A Story About Muddied Motives
In 2003, I started a writing and speaking ministry with the right motives. I wanted to serve God; I cared about making His name great. A few years later, it became more about marketing campaigns, reaching more people, and succeeding in a career rather than about pleasing Christ. I am not happy to admit that my motives got muddied with worldly ideals. Not coincidentally, this is just about the time I lost the joy of serving through using my gifts and talents.
God started pressing the issue of my motives. I felt Him calling me to a place of deeper commitment in which I would be willing to die to my desires and take a long, hard look at why I was serving. I realized that although I started ministry with pure motives, I had gotten off track—and frankly, I was miserable.
About this time, I did a study in Galatians and reflected on Paul’s life. I was reminded Paul was called through revelation by Jesus Christ (Galatians 1:12). He received this revelation that He might preach the gospel to the gentiles (Galatians 1:16). Paul did not receive a doctrine, a church membership, or a certification from study. He received a call from Christ. It hit me: Jesus is the prerequisite for all authentic service or ministry for Christ.
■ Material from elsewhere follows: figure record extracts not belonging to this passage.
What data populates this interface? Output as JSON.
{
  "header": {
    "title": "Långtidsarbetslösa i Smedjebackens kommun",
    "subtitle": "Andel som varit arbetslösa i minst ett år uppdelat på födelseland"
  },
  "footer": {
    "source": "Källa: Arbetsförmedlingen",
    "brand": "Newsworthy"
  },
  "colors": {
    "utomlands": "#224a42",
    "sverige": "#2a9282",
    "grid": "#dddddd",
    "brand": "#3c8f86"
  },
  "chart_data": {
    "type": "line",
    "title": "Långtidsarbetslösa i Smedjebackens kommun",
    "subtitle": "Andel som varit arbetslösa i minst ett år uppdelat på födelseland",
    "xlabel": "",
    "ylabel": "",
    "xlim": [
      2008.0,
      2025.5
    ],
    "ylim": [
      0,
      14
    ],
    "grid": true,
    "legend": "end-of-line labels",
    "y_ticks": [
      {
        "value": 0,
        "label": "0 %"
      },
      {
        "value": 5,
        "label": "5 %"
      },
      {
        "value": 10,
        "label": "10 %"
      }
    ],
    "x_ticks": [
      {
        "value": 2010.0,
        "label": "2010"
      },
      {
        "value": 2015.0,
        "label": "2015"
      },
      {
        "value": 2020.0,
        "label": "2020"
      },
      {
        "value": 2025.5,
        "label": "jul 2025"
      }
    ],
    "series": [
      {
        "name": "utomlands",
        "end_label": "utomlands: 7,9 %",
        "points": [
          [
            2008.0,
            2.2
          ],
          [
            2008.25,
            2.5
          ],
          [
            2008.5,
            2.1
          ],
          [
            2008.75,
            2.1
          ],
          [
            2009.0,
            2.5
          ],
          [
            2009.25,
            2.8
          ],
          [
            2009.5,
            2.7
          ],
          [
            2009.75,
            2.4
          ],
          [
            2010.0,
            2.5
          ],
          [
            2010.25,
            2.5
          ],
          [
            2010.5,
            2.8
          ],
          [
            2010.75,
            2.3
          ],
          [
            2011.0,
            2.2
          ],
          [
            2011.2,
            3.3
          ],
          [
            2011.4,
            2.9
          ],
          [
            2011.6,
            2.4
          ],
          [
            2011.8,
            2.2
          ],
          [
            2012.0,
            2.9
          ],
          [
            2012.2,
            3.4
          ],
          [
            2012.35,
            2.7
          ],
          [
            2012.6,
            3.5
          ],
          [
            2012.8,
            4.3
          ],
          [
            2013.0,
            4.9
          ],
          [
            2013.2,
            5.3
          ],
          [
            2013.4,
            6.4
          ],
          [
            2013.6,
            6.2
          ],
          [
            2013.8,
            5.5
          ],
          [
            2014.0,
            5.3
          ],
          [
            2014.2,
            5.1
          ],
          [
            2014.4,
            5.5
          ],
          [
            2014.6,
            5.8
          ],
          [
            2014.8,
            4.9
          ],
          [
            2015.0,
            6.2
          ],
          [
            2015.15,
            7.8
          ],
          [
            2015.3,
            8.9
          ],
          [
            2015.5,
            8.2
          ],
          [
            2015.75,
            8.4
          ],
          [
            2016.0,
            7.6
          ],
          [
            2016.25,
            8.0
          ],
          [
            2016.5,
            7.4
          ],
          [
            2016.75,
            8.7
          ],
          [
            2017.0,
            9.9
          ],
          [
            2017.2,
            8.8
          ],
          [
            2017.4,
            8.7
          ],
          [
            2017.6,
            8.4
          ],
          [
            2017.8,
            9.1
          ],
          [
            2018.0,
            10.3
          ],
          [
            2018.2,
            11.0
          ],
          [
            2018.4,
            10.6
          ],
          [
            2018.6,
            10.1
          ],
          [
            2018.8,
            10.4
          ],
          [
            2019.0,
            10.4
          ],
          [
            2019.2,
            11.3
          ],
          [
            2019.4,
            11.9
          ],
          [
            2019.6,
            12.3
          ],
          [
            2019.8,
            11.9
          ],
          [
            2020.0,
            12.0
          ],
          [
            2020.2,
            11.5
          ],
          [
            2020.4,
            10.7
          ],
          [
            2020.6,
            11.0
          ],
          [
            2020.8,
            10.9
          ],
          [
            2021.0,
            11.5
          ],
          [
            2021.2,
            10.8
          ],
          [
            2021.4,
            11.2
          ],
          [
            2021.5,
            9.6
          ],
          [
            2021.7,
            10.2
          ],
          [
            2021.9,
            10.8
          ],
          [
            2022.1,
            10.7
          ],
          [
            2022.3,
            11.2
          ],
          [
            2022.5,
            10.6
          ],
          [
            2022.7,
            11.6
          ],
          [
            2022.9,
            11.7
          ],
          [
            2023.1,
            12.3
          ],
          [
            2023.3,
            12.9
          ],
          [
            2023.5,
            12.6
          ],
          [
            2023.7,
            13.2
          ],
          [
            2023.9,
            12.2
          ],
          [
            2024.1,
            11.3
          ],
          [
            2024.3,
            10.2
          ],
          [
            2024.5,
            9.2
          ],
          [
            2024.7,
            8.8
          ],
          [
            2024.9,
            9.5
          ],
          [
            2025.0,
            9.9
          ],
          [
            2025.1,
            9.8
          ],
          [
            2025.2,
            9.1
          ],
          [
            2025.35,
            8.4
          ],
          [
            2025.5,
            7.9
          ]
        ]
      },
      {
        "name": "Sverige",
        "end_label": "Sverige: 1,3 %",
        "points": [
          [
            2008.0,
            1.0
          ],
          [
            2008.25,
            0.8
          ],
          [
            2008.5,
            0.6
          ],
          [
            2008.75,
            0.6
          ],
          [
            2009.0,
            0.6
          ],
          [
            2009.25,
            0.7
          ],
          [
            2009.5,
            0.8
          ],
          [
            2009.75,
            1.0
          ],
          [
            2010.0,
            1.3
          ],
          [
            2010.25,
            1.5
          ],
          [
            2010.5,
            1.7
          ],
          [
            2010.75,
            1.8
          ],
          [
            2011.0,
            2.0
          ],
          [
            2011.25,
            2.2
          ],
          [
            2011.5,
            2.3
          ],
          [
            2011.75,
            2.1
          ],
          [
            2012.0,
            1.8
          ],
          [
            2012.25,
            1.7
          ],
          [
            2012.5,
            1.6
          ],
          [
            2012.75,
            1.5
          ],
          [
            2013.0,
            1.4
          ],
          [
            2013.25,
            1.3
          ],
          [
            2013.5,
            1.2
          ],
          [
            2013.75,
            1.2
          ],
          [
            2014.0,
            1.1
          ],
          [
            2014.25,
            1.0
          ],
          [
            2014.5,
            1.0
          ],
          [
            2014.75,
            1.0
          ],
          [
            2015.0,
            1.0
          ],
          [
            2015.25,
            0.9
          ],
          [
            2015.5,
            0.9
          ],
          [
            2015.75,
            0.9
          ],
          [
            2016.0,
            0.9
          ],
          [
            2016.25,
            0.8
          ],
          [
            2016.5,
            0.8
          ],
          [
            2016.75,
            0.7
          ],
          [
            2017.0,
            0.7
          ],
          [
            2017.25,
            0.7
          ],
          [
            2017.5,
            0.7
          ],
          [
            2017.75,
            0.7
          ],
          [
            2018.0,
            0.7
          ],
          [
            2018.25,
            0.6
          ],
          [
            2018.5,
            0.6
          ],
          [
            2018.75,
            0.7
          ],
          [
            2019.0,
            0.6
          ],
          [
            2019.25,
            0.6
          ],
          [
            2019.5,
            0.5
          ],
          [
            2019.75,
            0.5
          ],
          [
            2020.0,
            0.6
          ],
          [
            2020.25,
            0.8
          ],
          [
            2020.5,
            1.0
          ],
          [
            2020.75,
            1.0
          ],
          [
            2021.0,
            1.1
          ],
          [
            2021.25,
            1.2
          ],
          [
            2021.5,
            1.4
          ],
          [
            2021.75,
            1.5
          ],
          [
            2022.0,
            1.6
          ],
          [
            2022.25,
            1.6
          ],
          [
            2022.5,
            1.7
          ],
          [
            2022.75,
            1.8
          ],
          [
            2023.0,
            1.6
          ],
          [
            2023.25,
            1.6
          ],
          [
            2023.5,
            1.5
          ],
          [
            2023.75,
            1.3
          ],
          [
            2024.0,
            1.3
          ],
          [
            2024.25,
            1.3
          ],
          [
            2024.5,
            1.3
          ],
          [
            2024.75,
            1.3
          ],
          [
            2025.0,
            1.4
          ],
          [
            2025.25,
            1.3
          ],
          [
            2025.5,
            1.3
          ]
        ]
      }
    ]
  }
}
This challenged me. I wrote in my journal:
When the world’s ways to make ministry better through this tactic, that program, that campaign means that we lose the heart of ministry, which is Christ, then we have missed God’s point.
But it’s not easy to keep Christ as the heart of what we do, is it? It’s not easy because this means that if it’s all about Jesus (no matter where or how we serve), and it’s not about our soothing our ego, succeeding in our latest marketing campaign, or reaching more numbers, then we must face ourselves, and die to our desire for our own glory. We must let God lead. Ouch! Our affections must be purified. And we have to ask ourselves, Do I love what I am doing more than I love Christ? Is my affection for my purpose, or is it for Him?
Will I put Christ first? No matter what I have been called to. . . to sing, teach, design, or work in the world some other way, offering my vocational or spiritual gifts, will I serve rather than choose to be served? Without being connected to the Head, which is Christ, my vocational or spiritual calling is vanity, a chasing after the wind, in which all of my best efforts, if not built on the foundation which is Jesus, will be burned up when I stand before Him—and I will receive nothing. Absolutely no reward for my service (1 Corinthians 3:12-15).
Why are you serving? Why do you do what you do? Is the point of your purpose to serve yourself? Or, do you desire to serve Christ? What motivates you?
I pray you discover that in answering these questions, that whatever you do, you will do it all for His glory because you are in love with Him. This is the way to true joy.